A study was conducted to determine the annual average radon concentrations in and near California residences, to determine the approximate fraction of the California population regularly exposed to residential radon concentrations exceeding 4 pCi/l and 8 pCi/l, and to the extent possible, to identify factors (such as geologic region or building type) which may be useful in predicting high risk areas or groups in California. Annual average indoor radon concentrations were measured with passive (alpha track) samplers sent by mail and deployed by home occupants, who also completed questionnaires on building and occupant characteristics. One quarter of the households also deployed an outdoor sampler. The geographic areas sampled included the Salinas/Santa Cruz area (pretest area - 38 residences), the entire state (310 residences), and portions of the southern Sierra Nevada foothills (37 residences). A subset of the residences was studied in detail to determine factors affecting indoor radon concentrations.
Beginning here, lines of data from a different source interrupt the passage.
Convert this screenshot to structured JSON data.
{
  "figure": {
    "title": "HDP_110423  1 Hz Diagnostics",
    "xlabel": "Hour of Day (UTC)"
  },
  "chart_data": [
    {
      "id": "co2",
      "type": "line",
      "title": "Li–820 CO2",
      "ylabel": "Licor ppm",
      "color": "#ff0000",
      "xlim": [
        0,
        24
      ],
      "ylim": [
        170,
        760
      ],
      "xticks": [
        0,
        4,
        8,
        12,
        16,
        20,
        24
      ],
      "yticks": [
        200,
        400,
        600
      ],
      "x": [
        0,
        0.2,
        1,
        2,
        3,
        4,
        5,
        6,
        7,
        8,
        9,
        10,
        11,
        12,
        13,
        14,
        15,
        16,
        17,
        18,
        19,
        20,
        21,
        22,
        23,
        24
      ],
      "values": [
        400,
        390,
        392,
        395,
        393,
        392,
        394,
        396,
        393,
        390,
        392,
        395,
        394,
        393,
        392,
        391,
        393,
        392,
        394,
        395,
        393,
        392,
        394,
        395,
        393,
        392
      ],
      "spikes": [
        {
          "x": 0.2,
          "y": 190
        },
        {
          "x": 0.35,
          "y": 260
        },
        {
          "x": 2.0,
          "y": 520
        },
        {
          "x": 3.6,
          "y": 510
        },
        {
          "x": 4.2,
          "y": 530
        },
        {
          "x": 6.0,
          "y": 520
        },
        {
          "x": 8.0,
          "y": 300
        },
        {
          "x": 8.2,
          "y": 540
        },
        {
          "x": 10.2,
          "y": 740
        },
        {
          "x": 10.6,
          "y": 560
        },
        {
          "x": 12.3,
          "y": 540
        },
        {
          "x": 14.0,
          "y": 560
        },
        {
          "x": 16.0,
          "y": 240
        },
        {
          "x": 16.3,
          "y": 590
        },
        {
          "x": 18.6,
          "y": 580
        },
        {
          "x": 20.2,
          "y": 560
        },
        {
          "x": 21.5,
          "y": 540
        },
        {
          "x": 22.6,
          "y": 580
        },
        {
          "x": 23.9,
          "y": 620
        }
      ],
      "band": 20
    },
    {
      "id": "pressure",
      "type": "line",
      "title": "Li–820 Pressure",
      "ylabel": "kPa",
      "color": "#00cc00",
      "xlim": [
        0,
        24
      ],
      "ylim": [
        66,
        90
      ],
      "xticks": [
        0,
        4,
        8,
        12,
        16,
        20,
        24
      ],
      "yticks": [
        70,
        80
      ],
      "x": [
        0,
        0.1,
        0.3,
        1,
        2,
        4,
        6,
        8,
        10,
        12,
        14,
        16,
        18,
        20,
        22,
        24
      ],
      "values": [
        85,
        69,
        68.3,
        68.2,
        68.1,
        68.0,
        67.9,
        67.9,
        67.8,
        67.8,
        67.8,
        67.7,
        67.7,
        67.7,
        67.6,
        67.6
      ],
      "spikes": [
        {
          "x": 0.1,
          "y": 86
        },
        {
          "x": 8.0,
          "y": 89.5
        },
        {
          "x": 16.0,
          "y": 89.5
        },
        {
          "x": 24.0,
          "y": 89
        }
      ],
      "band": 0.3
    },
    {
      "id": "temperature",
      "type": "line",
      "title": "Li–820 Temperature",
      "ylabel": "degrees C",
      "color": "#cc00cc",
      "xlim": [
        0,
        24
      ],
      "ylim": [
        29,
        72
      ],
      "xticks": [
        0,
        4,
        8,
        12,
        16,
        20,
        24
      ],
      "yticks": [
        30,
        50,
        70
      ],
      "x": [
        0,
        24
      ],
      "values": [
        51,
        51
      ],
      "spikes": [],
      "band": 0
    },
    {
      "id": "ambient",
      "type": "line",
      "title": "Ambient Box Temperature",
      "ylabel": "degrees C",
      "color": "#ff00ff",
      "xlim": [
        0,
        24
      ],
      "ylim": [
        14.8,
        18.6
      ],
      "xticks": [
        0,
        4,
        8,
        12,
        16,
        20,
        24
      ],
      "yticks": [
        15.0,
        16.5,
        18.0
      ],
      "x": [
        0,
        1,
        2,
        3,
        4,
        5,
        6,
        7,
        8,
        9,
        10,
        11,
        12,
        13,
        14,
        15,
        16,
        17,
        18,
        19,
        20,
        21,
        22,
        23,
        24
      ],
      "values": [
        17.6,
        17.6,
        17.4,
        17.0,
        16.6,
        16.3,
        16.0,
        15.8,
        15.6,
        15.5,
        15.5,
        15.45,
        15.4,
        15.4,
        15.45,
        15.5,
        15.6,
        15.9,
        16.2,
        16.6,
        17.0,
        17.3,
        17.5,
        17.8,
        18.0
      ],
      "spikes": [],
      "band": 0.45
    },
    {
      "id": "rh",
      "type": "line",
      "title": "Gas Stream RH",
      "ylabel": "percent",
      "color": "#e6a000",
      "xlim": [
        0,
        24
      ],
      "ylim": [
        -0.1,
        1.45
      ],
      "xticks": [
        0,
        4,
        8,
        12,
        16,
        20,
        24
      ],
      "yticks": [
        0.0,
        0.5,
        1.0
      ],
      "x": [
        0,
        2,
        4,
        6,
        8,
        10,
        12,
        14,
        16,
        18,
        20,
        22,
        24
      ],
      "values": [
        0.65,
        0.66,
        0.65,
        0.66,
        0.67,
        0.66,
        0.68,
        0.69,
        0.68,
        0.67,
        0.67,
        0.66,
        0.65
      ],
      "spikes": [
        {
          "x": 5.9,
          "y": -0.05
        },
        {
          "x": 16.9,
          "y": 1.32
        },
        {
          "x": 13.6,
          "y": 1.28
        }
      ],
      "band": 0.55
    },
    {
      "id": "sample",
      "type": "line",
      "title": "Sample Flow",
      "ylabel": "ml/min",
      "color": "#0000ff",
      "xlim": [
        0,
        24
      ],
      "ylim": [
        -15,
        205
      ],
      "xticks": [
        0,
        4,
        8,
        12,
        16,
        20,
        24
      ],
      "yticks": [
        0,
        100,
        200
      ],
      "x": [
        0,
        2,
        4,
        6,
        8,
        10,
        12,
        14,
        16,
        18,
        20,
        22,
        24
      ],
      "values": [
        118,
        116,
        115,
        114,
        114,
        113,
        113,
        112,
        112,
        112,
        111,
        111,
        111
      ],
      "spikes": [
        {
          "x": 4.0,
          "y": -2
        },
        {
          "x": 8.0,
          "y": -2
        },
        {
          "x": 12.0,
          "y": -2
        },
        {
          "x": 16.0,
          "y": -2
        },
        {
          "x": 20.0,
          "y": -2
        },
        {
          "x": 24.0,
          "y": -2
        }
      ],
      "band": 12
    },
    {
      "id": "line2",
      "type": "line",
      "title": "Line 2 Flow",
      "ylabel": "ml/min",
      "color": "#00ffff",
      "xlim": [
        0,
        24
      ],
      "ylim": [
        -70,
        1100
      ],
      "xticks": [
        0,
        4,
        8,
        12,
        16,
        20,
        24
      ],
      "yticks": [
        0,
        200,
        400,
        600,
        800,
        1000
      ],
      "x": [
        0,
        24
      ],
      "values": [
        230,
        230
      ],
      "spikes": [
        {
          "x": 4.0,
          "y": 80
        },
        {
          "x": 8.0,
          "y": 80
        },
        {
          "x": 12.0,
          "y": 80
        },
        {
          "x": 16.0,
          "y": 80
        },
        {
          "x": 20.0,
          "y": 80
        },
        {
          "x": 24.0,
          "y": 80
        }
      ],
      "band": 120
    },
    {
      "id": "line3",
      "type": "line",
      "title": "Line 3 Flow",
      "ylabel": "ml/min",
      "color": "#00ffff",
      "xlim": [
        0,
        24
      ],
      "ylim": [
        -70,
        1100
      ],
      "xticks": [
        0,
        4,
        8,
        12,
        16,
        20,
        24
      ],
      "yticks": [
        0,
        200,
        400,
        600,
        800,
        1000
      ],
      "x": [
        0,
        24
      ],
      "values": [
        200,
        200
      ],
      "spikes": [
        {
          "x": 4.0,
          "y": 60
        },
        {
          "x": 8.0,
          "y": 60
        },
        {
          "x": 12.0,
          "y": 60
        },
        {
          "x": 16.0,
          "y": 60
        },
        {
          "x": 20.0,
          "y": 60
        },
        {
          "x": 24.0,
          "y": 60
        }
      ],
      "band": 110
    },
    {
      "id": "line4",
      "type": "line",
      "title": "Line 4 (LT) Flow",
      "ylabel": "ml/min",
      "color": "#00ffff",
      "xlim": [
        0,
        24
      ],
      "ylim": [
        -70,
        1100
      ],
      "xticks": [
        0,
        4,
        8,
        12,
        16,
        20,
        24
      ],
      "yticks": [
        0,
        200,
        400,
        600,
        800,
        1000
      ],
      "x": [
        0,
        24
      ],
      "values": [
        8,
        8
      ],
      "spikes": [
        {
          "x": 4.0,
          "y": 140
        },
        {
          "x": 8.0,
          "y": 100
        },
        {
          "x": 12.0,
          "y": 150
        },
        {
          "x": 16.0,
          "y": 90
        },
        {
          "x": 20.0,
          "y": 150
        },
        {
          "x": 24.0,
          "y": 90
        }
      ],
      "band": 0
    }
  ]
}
Results of pretest indoor measurements ranged from 0.2 pCi/l to 5.9 pCi/l, with geometric means of 0.85 pCi/l in bedrooms, and 0.93 pCi/l in living rooms. For the statewide main survey, indoor radon concentrations ranged from 0.1 pCi/l to 16 pCi/l, with a geometric mean of 0.83 pCi/l in bedrooms and 0.85 pCi/l in living rooms. When the whole-house value was calculated by averaging the concentrations in the bedroom and living room, the geometric mean was 0.85 pCi/l and the geometric standard deviation was 1.91. The geometric mean of the concentrations in the 27 basements measured was 2.17 pCi/l, which was significantly higher than that of whole-house concentrations. Whole-house, annual average indoor measurements in the Sierra foothills area ranged from 0.4.pCi/l to 8.8 pCi/l with a geometric mean of 1.28 pCi/l. The geometric mean of annual average outdoor radon concentrations was 0.55 pCi/l for the pretest area, 0.42 pCi/l for the statewide survey, and 0.66 pCi/l for the southern Sierra foothill area. The estimated fractions of California residents exposed to radon concentrations exceeding 4 pCi/l and 8 pCi/l are 0.8% and 0.03% respectively. The estimated number of residents exposed to concentrations exceeding 4 pCi/l is 240,000, and the expected number of residents exposed to concentrations exceeding 8 pCi/l is 8,900. The best single predictor of indoor radon concentrations found in this study was the emanation rate of radon from soil. Other variables found to be associated with indoor concentrations were geographic region, ventilation, type of substructure, type and age of residence. In addition to the Sierra foothills, Ventura County was identified as an area with elevated radon concentrations. Residences with rarely-opened windows and doors, dwellings with a concrete slab, single-family houses, and new structures were found in general to have higher radon concentrations.